Brad pushed open the double doors leading back to the main offices. Faces blurred by. Voices chattered on, rattling in Brian’s ears as the rain bounced off the upper-floor windows of the Preston Police Station. Outside, it was grey, and due to the torrential rain it was impossible to see the view of Preston but for the lights of cars stuck in traffic jams.

“Need to check on missing persons,” Brad said. “Can’t see a boy that age going missing for a couple of days and no reports being made. Carter, over here.”

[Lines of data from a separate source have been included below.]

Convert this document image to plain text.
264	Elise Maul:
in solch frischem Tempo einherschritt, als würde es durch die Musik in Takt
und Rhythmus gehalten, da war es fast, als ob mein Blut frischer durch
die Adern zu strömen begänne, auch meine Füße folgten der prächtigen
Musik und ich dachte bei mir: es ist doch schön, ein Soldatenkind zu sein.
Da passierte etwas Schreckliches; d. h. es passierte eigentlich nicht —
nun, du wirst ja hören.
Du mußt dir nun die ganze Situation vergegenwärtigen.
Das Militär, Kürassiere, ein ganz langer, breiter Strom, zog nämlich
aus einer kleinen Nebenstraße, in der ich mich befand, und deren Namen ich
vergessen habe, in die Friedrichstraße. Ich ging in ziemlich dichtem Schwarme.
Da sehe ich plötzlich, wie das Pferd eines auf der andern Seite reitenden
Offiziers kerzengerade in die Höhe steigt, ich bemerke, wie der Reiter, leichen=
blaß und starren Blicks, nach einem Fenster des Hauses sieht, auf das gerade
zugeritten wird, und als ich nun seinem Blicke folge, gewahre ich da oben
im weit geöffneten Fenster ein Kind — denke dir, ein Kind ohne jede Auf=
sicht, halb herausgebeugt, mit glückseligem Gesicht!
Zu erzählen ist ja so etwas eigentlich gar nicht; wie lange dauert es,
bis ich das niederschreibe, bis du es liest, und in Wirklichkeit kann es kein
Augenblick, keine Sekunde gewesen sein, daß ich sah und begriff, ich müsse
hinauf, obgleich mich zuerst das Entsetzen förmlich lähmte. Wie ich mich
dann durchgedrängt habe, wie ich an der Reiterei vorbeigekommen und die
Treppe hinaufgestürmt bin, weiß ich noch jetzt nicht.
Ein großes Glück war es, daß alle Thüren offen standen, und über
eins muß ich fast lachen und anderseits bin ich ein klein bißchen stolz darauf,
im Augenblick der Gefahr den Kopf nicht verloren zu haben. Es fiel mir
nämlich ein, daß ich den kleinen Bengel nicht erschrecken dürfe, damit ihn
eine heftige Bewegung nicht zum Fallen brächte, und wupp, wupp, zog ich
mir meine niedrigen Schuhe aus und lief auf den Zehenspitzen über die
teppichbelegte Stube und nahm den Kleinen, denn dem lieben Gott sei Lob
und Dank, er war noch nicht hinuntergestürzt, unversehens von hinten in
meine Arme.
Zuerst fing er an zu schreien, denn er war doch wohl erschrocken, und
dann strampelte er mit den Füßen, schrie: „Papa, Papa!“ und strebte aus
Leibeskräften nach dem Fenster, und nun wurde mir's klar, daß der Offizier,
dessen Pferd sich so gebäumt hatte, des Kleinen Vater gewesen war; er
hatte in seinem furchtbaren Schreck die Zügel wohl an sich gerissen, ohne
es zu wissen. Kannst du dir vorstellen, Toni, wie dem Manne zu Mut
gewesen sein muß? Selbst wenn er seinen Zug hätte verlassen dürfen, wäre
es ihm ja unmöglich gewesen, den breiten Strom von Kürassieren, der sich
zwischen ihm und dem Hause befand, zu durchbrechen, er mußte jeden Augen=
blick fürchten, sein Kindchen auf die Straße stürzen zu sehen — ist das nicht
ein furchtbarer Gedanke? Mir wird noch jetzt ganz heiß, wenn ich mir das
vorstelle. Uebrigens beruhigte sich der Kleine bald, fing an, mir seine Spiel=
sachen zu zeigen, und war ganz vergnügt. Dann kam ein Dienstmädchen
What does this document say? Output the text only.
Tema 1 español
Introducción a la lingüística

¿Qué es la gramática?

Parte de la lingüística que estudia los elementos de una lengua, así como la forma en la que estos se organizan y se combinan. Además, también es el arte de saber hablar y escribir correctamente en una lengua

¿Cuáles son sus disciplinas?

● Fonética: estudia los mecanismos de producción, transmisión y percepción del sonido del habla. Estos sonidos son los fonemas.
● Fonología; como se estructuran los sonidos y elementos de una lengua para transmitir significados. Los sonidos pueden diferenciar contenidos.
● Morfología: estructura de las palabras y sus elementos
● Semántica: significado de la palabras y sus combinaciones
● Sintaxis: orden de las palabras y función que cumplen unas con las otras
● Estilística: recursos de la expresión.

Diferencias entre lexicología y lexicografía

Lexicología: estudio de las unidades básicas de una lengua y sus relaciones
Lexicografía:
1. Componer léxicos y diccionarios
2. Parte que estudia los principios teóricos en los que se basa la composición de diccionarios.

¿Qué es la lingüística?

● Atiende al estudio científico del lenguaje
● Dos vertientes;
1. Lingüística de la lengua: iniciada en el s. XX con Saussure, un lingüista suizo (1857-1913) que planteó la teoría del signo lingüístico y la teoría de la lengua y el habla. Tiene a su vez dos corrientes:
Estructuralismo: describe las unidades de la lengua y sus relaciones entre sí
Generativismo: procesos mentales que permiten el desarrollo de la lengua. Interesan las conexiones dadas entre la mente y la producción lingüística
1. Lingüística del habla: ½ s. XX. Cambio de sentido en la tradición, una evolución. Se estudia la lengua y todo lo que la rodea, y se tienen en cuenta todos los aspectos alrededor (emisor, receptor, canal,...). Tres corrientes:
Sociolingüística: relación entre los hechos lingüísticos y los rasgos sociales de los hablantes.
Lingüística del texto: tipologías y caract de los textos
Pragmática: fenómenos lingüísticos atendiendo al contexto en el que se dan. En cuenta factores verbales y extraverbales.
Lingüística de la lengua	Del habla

Samantha Carter, who’d recently taken the role of Detective Inspector, walked over from her desk with a coffee in hand. She had gorgeous, chocolate brown hair. A little mole above her plump lips that added to her sexiness. She was a brilliant officer, and one that Brian had to admit he’d had an innocent crush on for quite some time. She walked over with her black blazer and trousers on, white shirt unbuttoned at the collar underneath, and she whistled. “Jesus Christ. You two okay? Got Ebola or something?”

“The Jonnie Doe,” Brian said, his throat tight and raw.

Carter’s face dropped into seriousness as she sipped on her coffee. “Ah. I heard about that.”